When EARO Meets Anti-SLAPP
As noted in prior posts, California’s anti-SLAPP statute aims to protect speech and petitioning activity from meritless lawsuits. (SLAPP is an acronym for a strategic lawsuit against public participation.)
If a legal claim arises from activity protected by the statute, the defendant can file a motion that packs a punch. To defeat the motion, the plaintiff must show a probability of success on the claim. If the plaintiff fails, the claim is stricken and the plaintiff must pay the defendant’s legal fees.
We occasionally see anti-SLAPP motions in trust and estate cases, mostly commonly as an effort to derail petitions to enforce no contest clauses.
Here, however, the anti-SLAPP motion targeted an application for an elder abuse restraining order (EARO). An EARO protects an elder from ongoing abuse, including improper efforts to procure changes to an elder’s estate plan.
Given that both EAROs and anti-SLAPP motions advance important public policies, how should a trial judge triage them?
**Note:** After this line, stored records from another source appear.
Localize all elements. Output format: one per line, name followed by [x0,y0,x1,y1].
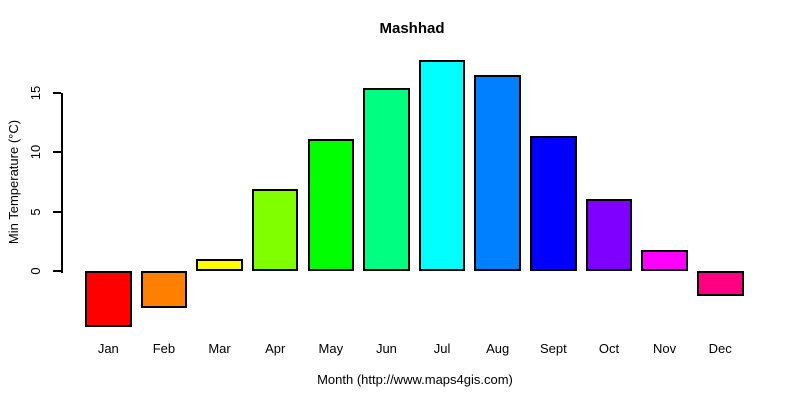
x-label-dec: Dec [708,341,732,356]
bar-aug [474,75,521,271]
bar-jul [418,59,466,271]
y-tick-label-15: 15 [28,85,43,101]
bar-jun [363,88,410,271]
y-axis-title: Min Temperature (°C) [6,119,21,245]
y-tick-15 [53,92,61,94]
y-axis-line [61,93,63,273]
bar-may [307,139,355,271]
x-label-jun: Jun [375,341,397,356]
x-label-feb: Feb [152,341,176,356]
x-label-may: May [318,341,344,356]
bar-dec [696,271,744,296]
bar-jan [85,271,132,327]
bar-mar [196,259,243,271]
bar-oct [585,198,633,271]
bar-apr [251,189,299,271]
x-label-oct: Oct [598,341,620,356]
x-label-sept: Sept [539,341,567,356]
x-label-nov: Nov [653,341,677,356]
bar-feb [140,271,188,308]
chart-title: Mashhad [379,20,445,37]
x-label-jan: Jan [97,341,119,356]
y-tick-label-10: 10 [28,145,43,160]
y-tick-10 [53,151,61,154]
x-label-jul: Jul [433,341,451,356]
y-tick-0 [53,270,61,272]
y-tick-5 [53,210,61,213]
y-tick-label-5: 5 [28,208,43,216]
x-axis-title: Month (http://www.maps4gis.com) [317,372,513,387]
bar-sept [530,135,577,271]
x-label-mar: Mar [208,341,231,356]
x-label-apr: Apr [265,341,286,356]
x-label-aug: Aug [486,341,510,356]
y-tick-label-0: 0 [28,267,43,275]
bar-nov [641,249,688,271]
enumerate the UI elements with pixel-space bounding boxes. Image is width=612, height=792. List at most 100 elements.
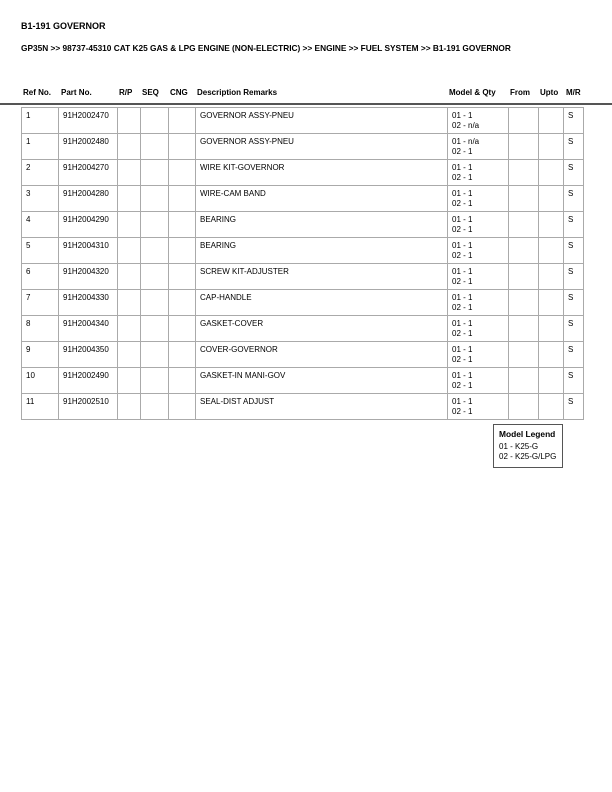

In the case at hand, the Riverside County Superior Court judge chose to decide the anti-SLAPP motions before the EARO applications.
Although the judge denied the motions, Gloria and related parties filed appeals that stayed the EARO applications. Hence, Laura’s request for restraining orders languished while the anti-SLAPP ruling went to the Court of Appeal.
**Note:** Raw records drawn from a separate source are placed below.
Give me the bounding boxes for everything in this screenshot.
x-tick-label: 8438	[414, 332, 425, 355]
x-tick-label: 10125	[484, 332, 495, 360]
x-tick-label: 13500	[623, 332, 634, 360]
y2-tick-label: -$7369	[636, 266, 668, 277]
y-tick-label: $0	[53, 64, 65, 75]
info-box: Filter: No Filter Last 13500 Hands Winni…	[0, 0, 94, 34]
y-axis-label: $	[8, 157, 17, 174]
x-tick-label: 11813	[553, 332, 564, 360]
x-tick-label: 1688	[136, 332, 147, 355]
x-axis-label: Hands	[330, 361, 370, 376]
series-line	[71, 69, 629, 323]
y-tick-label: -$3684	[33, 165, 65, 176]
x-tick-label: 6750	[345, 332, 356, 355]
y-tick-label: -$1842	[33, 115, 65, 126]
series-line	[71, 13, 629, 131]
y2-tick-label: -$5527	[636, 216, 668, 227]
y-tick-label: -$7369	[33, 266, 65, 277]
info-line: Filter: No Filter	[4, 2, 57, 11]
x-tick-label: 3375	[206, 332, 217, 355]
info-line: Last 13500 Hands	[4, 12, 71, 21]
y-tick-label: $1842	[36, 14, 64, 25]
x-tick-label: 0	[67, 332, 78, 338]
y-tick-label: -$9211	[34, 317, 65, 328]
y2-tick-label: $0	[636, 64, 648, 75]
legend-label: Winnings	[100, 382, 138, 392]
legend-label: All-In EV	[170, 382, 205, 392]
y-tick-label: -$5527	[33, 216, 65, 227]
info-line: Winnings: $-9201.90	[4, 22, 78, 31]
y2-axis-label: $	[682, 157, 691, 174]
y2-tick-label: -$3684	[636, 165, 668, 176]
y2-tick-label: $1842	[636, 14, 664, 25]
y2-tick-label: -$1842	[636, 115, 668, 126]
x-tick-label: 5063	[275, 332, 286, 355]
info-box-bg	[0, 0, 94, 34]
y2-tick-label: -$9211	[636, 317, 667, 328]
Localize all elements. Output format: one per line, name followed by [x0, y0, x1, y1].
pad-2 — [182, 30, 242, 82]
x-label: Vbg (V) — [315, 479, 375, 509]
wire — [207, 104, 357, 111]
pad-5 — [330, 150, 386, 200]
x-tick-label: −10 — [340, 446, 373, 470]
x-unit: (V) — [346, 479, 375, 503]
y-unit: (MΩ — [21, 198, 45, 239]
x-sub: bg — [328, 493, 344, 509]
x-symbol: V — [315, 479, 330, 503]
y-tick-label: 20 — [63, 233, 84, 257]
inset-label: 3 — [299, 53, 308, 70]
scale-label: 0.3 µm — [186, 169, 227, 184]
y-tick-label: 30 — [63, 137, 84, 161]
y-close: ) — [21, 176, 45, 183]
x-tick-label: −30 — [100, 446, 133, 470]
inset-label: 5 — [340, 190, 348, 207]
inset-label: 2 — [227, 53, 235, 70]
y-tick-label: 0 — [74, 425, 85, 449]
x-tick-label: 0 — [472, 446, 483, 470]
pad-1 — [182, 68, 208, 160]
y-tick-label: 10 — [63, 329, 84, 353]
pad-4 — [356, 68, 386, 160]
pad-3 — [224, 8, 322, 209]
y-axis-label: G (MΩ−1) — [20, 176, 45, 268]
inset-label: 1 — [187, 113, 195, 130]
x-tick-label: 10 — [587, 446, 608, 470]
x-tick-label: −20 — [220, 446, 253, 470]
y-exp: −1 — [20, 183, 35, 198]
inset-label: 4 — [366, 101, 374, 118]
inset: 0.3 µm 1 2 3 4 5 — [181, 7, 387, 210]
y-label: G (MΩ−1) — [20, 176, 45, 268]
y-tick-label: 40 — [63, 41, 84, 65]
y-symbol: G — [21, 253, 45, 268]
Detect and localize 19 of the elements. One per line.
In White v. Davis, the appellate court affirmed the denial of the anti-SLAPP motions. The court stated: “While defendants’ various litigation activities are protected petitioning activities under the anti-SLAPP statute, their plans to unduly influence Thomas and change his estate plan are not. [Instead], defendants’ litigation activities merely evidence their nefarious actions to control Thomas through isolation, confusion, and mental suffering designed to overcome his free will.”
Hence, Laura’s EARO applications did not arise out of speech or petitioning activity protected by the anti-SLAPP statute.
Importantly, the appellate court also found that the trial judge had abused its discretion in prioritizing the anti-SLAPP motions over the EARO applications.
The court indicated that an application to protect an elder or dependent adult from financial abuse is so important that it should be heard even if an anti-SLAPP motion is filed. The motion should not be allowed to interfere with a request for a restraining order. Instead, the trial court should use its case management tools to avoid delay in hearing the merits of EARO applications.
White v. Davis prevents weak anti-SLAPP motions from being used to derail applications for restraining orders, thus strengthening the availability of such orders to protect California’s vulnerable adults.